A similar case occurred in New York back in 2013 when an environmental artist used the iconic “Smokey The Bear” image to protest hydraulic gas fracturing, commonly known as “fracking”. In the appropriated image, Smokey’s hat states “NO FRACKING” and the slogan underneath the bear’s face manipulates the well-known tagline “ONLY YOU can prevent FAUCET FIRES”. The artist’s parody went “viral” on the web and international sales of t-shirts, tote bags and patches displaying the parody grew quickly. In response, the U.S. government agency with oversight for Smokey The Bear, through its legal counsel, sent the artist a cease and desist letter threatening six months in jail and $150,000 in penalties under the 1952 Smokey Bear Act, among other possible intellectual property claims. The deadline to halt use and marketing of the offending image and slogan came and went, yet sales continued to climb.

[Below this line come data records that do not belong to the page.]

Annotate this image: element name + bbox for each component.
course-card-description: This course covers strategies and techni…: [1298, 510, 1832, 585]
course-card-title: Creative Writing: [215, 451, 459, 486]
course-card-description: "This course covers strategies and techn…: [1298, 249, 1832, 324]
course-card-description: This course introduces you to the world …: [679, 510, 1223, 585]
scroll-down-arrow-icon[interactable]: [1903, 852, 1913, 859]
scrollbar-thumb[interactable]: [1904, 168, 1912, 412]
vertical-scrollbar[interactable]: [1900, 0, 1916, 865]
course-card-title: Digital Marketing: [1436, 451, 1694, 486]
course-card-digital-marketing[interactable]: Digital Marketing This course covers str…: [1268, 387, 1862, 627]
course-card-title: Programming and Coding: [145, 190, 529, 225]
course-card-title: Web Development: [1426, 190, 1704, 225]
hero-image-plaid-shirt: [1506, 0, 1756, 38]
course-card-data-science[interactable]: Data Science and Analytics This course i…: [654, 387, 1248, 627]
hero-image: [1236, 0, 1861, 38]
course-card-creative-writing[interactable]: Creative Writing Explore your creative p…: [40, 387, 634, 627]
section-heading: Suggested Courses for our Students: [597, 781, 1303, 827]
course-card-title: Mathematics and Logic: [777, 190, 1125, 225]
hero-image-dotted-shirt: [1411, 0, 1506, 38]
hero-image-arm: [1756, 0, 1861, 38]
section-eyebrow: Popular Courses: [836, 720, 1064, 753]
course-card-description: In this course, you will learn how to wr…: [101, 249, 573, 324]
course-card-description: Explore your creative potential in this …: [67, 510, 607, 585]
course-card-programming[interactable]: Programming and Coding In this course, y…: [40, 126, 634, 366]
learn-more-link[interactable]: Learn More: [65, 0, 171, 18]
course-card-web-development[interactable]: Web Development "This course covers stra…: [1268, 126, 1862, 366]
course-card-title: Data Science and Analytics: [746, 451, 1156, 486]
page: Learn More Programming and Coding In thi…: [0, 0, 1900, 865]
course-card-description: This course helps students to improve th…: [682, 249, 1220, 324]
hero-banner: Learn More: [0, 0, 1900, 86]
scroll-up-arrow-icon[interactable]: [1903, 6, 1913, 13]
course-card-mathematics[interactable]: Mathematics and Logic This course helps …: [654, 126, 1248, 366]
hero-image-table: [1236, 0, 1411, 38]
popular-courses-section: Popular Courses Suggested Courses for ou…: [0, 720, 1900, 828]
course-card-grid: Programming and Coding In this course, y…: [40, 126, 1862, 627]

Once the press got hold of the dispute and turned it into a constitutional free speech and copyright fair use story, the artist ultimately succeeded. Under US laws, the satirical use of a famous image for public protest purposes is unlikely to cause trade-mark confusion or dilute the value of a mark, or to amount to actionable copyright infringement.
In Canada, our Copyright Act was amended in 2012 to confirm and enshrine into Canadian law two new categories of “fair dealing” user rights, namely parody and satire, which are complete defenses to a copyright infringement claim. Arguably, THE BIG WACK burger was parody and satire, perhaps an “homage” to the BIG MAC, but not copyright infringement.
While it’s true that cease and desist letters can have a strong deterrent effect, if it is without a solid legal foundation, the sender loses much credibility and the recipient capitalizes even more on the “culture jamming” purpose of the satire or parody by waving around the ineffective cease and desist letter. Although it’s instinctive to want to protect the scope of one’s intellectual property rights through lawyers’ letters and the courts, care and contextual pragmatism is warranted in these satire and parody disputes in order to avoid falling into a negative publicity trap.